# Rec. - Fondue Meatballs



## mish (Jan 20, 2006)

This is a concoction I am putting together quickly for an easy appetizer.

Fondue Meatballs

1 package frozen Italian Style Meatballs, thawed
1 10 1/2-oz can cheddar cheese soup
1/2 cup cubed American or Colby-Jack Cheese
1/2 cup milk
4 oz green chilies
Paprika, to taste (optional)

Mix soup, cheese cubes, milk and paprika together in microwave-safe bowl. Heat on HIGH (100% power) 5 minutes; stir every minute. Place thawed meatballs in slow cooker. Add cheesy fondue sauce and stir to coat meatballs. Simmer on LOW heat for about 3 hours. Stir occasionally. Toward the end of cooking time, add chilies. Thinking out loud, a splash of white wine, might be something I will try next time.
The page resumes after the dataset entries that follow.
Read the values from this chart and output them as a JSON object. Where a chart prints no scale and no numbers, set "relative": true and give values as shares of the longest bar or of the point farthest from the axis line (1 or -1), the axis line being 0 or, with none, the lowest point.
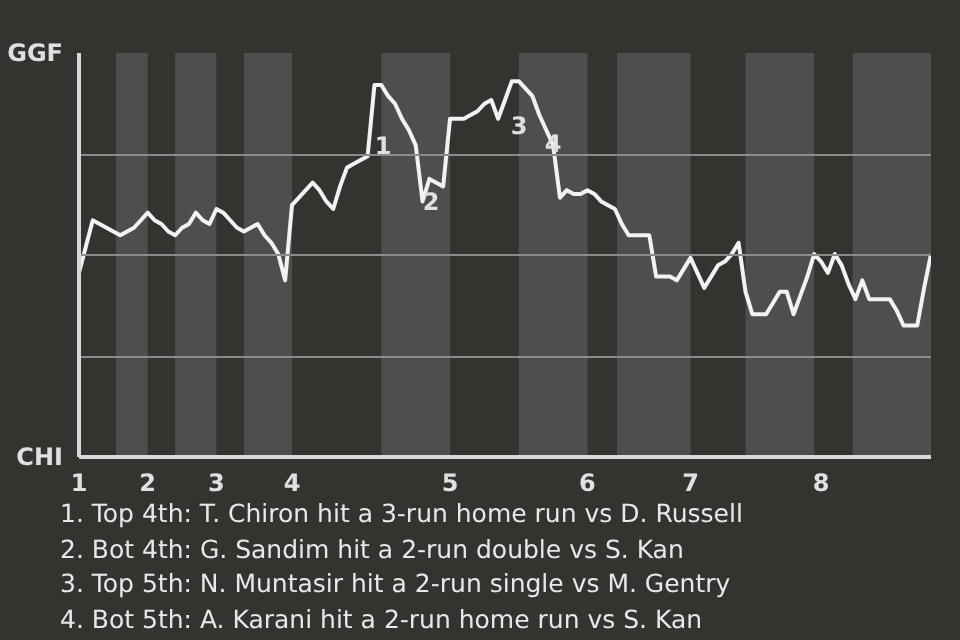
{
  "chart_data": {
    "type": "line",
    "relative": true,
    "categories": [
      "1",
      null,
      null,
      null,
      null,
      null,
      null,
      null,
      null,
      null,
      "2",
      null,
      null,
      null,
      null,
      null,
      null,
      null,
      null,
      null,
      "3",
      null,
      null,
      null,
      null,
      null,
      null,
      null,
      null,
      null,
      null,
      "4",
      null,
      null,
      null,
      null,
      null,
      null,
      null,
      null,
      null,
      null,
      null,
      null,
      null,
      null,
      null,
      null,
      null,
      null,
      null,
      null,
      null,
      null,
      "5",
      null,
      null,
      null,
      null,
      null,
      null,
      null,
      null,
      null,
      null,
      null,
      null,
      null,
      null,
      null,
      null,
      null,
      null,
      null,
      "6",
      null,
      null,
      null,
      null,
      null,
      null,
      null,
      null,
      null,
      null,
      null,
      null,
      null,
      null,
      "7",
      null,
      null,
      null,
      null,
      null,
      null,
      null,
      null,
      null,
      null,
      null,
      null,
      null,
      null,
      null,
      null,
      null,
      null,
      "8",
      null,
      null,
      null,
      null,
      null,
      null,
      null,
      null,
      null,
      null,
      null,
      null,
      null,
      null,
      null,
      null
    ],
    "series": [
      {
        "color": "#f2f2f2",
        "values": [
          0.49,
          0.56,
          0.63,
          0.62,
          0.61,
          0.6,
          0.59,
          0.6,
          0.61,
          0.63,
          0.65,
          0.63,
          0.62,
          0.6,
          0.59,
          0.61,
          0.62,
          0.65,
          0.63,
          0.62,
          0.66,
          0.65,
          0.63,
          0.61,
          0.6,
          0.61,
          0.62,
          0.59,
          0.57,
          0.54,
          0.47,
          0.67,
          0.69,
          0.71,
          0.73,
          0.71,
          0.68,
          0.66,
          0.72,
          0.77,
          0.78,
          0.79,
          0.8,
          0.99,
          0.99,
          0.96,
          0.94,
          0.9,
          0.87,
          0.83,
          0.68,
          0.74,
          0.73,
          0.72,
          0.9,
          0.9,
          0.9,
          0.91,
          0.92,
          0.94,
          0.95,
          0.9,
          0.95,
          1,
          1,
          0.98,
          0.96,
          0.91,
          0.87,
          0.83,
          0.69,
          0.71,
          0.7,
          0.7,
          0.71,
          0.7,
          0.68,
          0.67,
          0.66,
          0.62,
          0.59,
          0.59,
          0.59,
          0.59,
          0.48,
          0.48,
          0.48,
          0.47,
          0.5,
          0.53,
          0.49,
          0.45,
          0.48,
          0.51,
          0.52,
          0.54,
          0.57,
          0.44,
          0.38,
          0.38,
          0.38,
          0.41,
          0.44,
          0.44,
          0.38,
          0.43,
          0.48,
          0.54,
          0.52,
          0.49,
          0.54,
          0.51,
          0.46,
          0.42,
          0.47,
          0.42,
          0.42,
          0.42,
          0.42,
          0.39,
          0.35,
          0.35,
          0.35,
          0.45,
          0.54
        ]
      }
    ],
    "grid": "y",
    "annotations": [
      "GGF",
      "CHI",
      "1",
      "2",
      "3",
      "4",
      "1. Top 4th: T. Chiron hit a 3-run home run vs D. Russell",
      "2. Bot 4th: G. Sandim hit a 2-run double vs S. Kan",
      "3. Top 5th: N. Muntasir hit a 2-run single vs M. Gentry",
      "4. Bot 5th: A. Karani hit a 2-run home run vs S. Kan"
    ]
  }
}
As an appetizer, serve on party picks or mini sub rolls.

As a main dish - Add about a small handful or two of dry small elbow macaroni or shells about 45 minutes before the end of cooking time. Be sure pasta is submerged in liquid. The pasta will double in size while cooking. Add additional liquid as needed. Another idea - Omit paprika and add fresh diced tomatoes and onions.


----------